Q: Couldn’t you also go to a commercial lab to test your samples?
A: When you go to the reference laboratories, you’re still looking at a 3 to 4 or maybe even a 5 day turnaround time, when all is said and done. And that’s just too long of a timeline. We can typically get results in about 24 to 48 hours.
Q: What’s the turnaround time when you have a sample on hand? How long does it take to extract RNA from the sample, put it into a polymerase chain reaction machine, etc.?
A: About 2 to 3 hours to do the testing, but because the process requires us to batch samples, you can’t really just test the sample as they come in. In order to conserve reagents and labor, you’ wait until you have a certain bolus of samples and then test them together.

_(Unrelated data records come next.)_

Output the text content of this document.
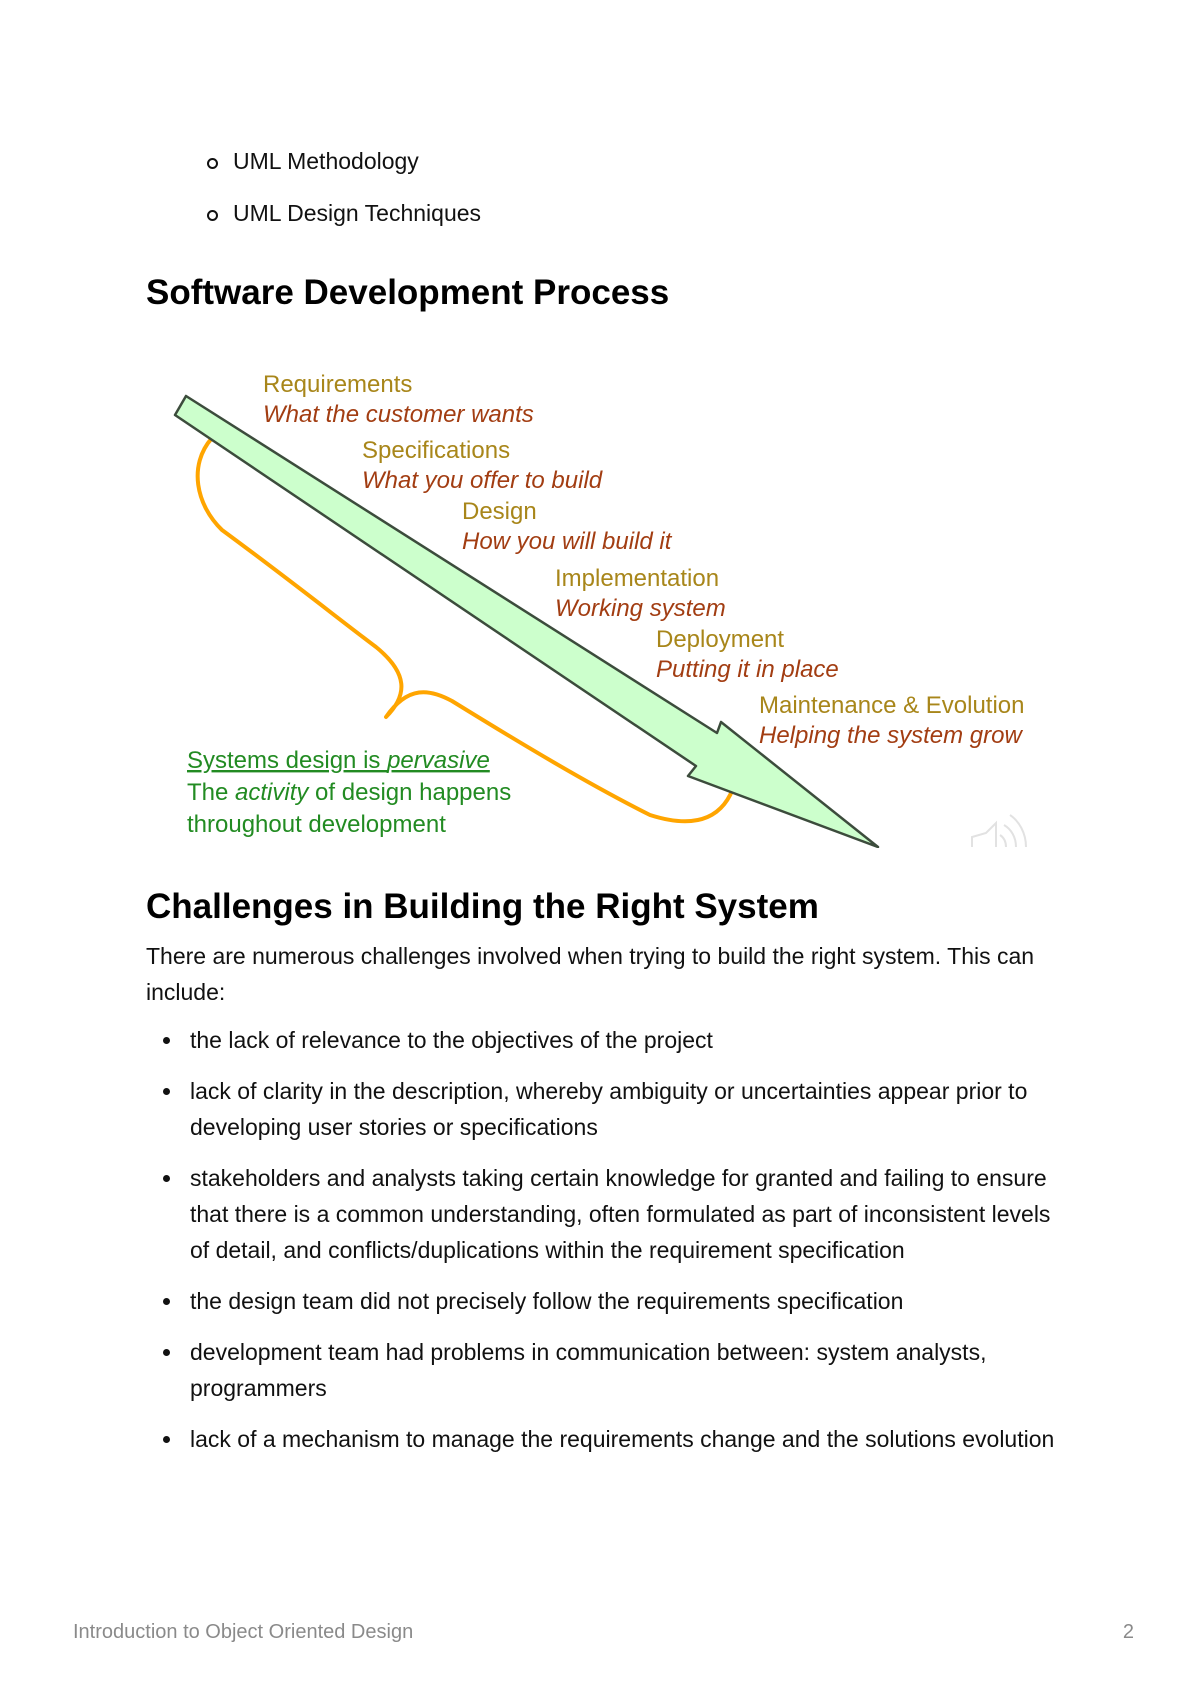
UML Methodology
UML Design Techniques
Software Development Process
Requirements
What the customer wants
Specifications
What you offer to build
Design
How you will build it
Implementation
Working system
Deployment
Putting it in place
Maintenance & Evolution
Helping the system grow
Systems design is pervasive
The activity of design happens
throughout development
Challenges in Building the Right System

There are numerous challenges involved when trying to build the right system. This can include:

the lack of relevance to the objectives of the project
lack of clarity in the description, whereby ambiguity or uncertainties appear prior to developing user stories or specifications
stakeholders and analysts taking certain knowledge for granted and failing to ensure that there is a common understanding, often formulated as part of inconsistent levels of detail, and conflicts/duplications within the requirement specification
the design team did not precisely follow the requirements specification
development team had problems in communication between: system analysts, programmers
lack of a mechanism to manage the requirements change and the solutions evolution
Introduction to Object Oriented Design	2
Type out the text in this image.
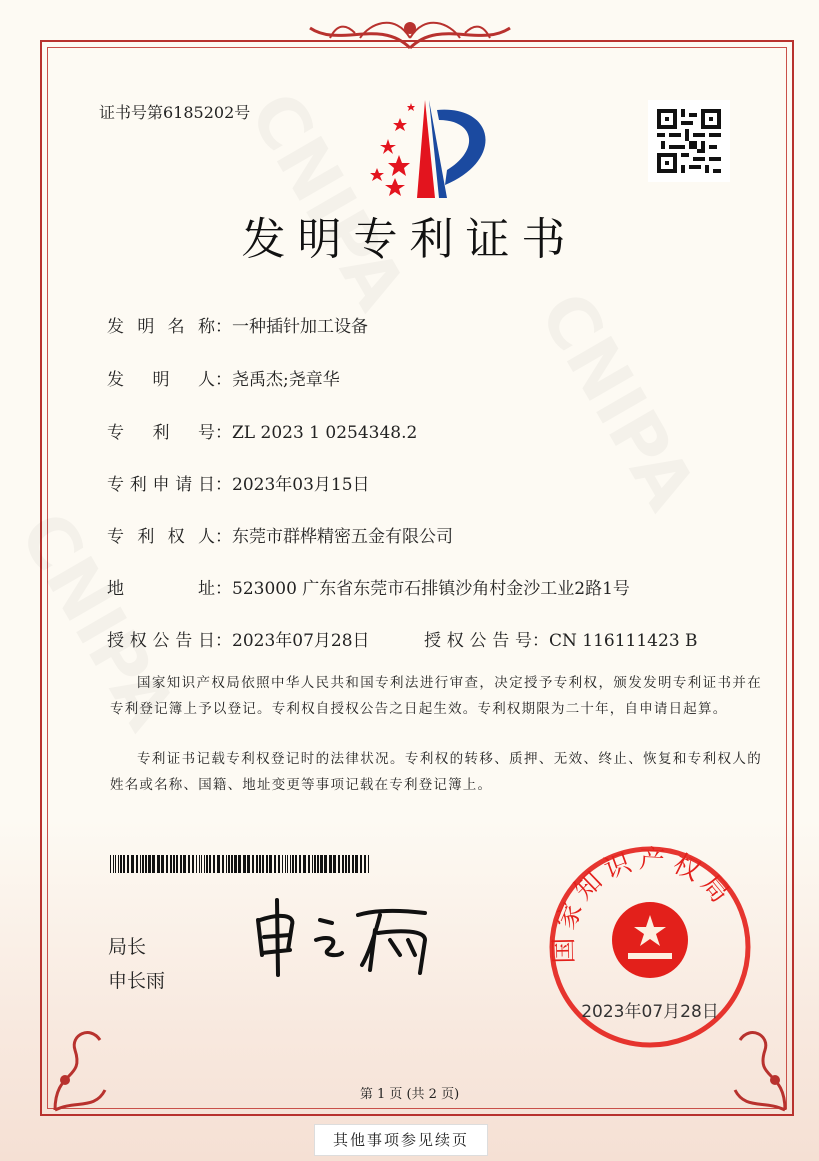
证书号第6185202号
发明专利证书
发明名称：一种插针加工设备
发明人：尧禹杰;尧章华
专利号：ZL 2023 1 0254348.2
专利申请日：2023年03月15日
专利权人：东莞市群桦精密五金有限公司
地址：523000 广东省东莞市石排镇沙角村金沙工业2路1号
授权公告日：2023年07月28日	授权公告号：CN 116111423 B
国家知识产权局依照中华人民共和国专利法进行审查，决定授予专利权，颁发发明专利证书并在专利登记簿上予以登记。专利权自授权公告之日起生效。专利权期限为二十年，自申请日起算。
专利证书记载专利权登记时的法律状况。专利权的转移、质押、无效、终止、恢复和专利权人的姓名或名称、国籍、地址变更等事项记载在专利登记簿上。
局长
申长雨
国家知识产权局
2023年07月28日
第 1 页 (共 2 页)
其他事项参见续页
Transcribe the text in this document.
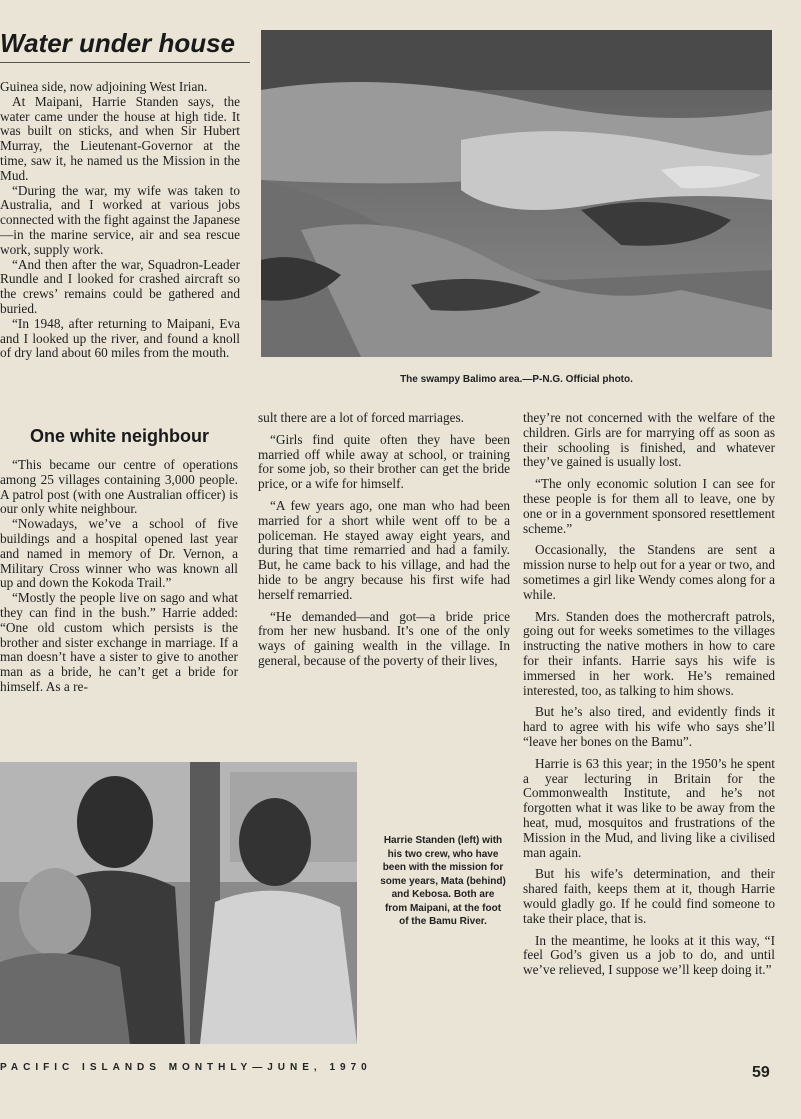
Water under house

Guinea side, now adjoining West Irian.

At Maipani, Harrie Standen says, the water came under the house at high tide. It was built on sticks, and when Sir Hubert Murray, the Lieutenant-Governor at the time, saw it, he named us the Mission in the Mud.

“During the war, my wife was taken to Australia, and I worked at various jobs connected with the fight against the Japanese—in the marine service, air and sea rescue work, supply work.

“And then after the war, Squadron-Leader Rundle and I looked for crashed aircraft so the crews’ remains could be gathered and buried.

“In 1948, after returning to Maipani, Eva and I looked up the river, and found a knoll of dry land about 60 miles from the mouth.

One white neighbour

“This became our centre of operations among 25 villages containing 3,000 people. A patrol post (with one Australian officer) is our only white neighbour.

“Nowadays, we’ve a school of five buildings and a hospital opened last year and named in memory of Dr. Vernon, a Military Cross winner who was known all up and down the Kokoda Trail.”

“Mostly the people live on sago and what they can find in the bush.” Harrie added: “One old custom which persists is the brother and sister exchange in marriage. If a man doesn’t have a sister to give to another man as a bride, he can’t get a bride for himself. As a re-

The swampy Balimo area.—P-N.G. Official photo.

sult there are a lot of forced marriages.

“Girls find quite often they have been married off while away at school, or training for some job, so their brother can get the bride price, or a wife for himself.

“A few years ago, one man who had been married for a short while went off to be a policeman. He stayed away eight years, and during that time remarried and had a family. But, he came back to his village, and had the hide to be angry because his first wife had herself remarried.

“He demanded—and got—a bride price from her new husband. It’s one of the only ways of gaining wealth in the village. In general, because of the poverty of their lives,

they’re not concerned with the welfare of the children. Girls are for marrying off as soon as their schooling is finished, and whatever they’ve gained is usually lost.

“The only economic solution I can see for these people is for them all to leave, one by one or in a government sponsored resettlement scheme.”

Occasionally, the Standens are sent a mission nurse to help out for a year or two, and sometimes a girl like Wendy comes along for a while.

Mrs. Standen does the mothercraft patrols, going out for weeks sometimes to the villages instructing the native mothers in how to care for their infants. Harrie says his wife is immersed in her work. He’s remained interested, too, as talking to him shows.

But he’s also tired, and evidently finds it hard to agree with his wife who says she’ll “leave her bones on the Bamu”.

Harrie is 63 this year; in the 1950’s he spent a year lecturing in Britain for the Commonwealth Institute, and he’s not forgotten what it was like to be away from the heat, mud, mosquitos and frustrations of the Mission in the Mud, and living like a civilised man again.

But his wife’s determination, and their shared faith, keeps them at it, though Harrie would gladly go. If he could find someone to take their place, that is.

In the meantime, he looks at it this way, “I feel God’s given us a job to do, and until we’ve relieved, I suppose we’ll keep doing it.”

Harrie Standen (left) with his two crew, who have been with the mission for some years, Mata (behind) and Kebosa. Both are from Maipani, at the foot of the Bamu River.
PACIFIC ISLANDS MONTHLY—JUNE, 1970	59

So you do testing once or twice a day.
Q: Do you use 96-plate wells? [These are plates that have 96 miniatures wells and liquid from a patient’s sample can go in each one.]
A: Yeah, but each patient will require multiple wells on that plate. So it’s not like you can test 96 patients.
Q: Do you have a concern about the supply of reagents?
A: The advantage of using CDC recommended testing kits and protocol is that you don’t have to submit an FDA application. So, there may be a shortage of reagents for those specific platforms. As it stands, however, we’ll be using an alternative platform. I don’t think there’ll be a shortage with that one.
I am concerned that if we had a large scale outbreak whether your average clinical lab will be able to handle that kind of testing volume. In the current influenza season, for example, we could easily test at the peak of the season 3000 samples a week But we’re not going to be able to turn out those kind of numbers with this [COVID-19] test because it’s lab developed batch testing with lower throughput.
Q: Is the United States going to miss out on this window of opportunity to stop the virus before it becomes widespread?
A: We’re behind the curve. I don’t think we’ve missed a window of opportunity yet. While it may be in the community here, it likely isn’t there in extremely high numbers. It’s unfortunate that we’re in the situation we are, and part of that is because we didn’t test early on because of restrictions placed on our ability to test. But I think that there’s still a chance if we move aggressively to catch up.
Q: What are you hearing from colleagues in testing labs in different states?
A: It’s the same level of frustration. We need to be moving quickly, and we understand the need for oversight. But the last thing we needed was a restrictive process, and there was really a lack of clarity. We’ve validated lab tests for decades, and time and time again we’ve made them work. This is not new to us. We need to be allowed to do this without this extra regulation. Moving forward, we need to have a more robust strategy that can move quickly in these settings. If this has been addressed earlier, we could have had a head start.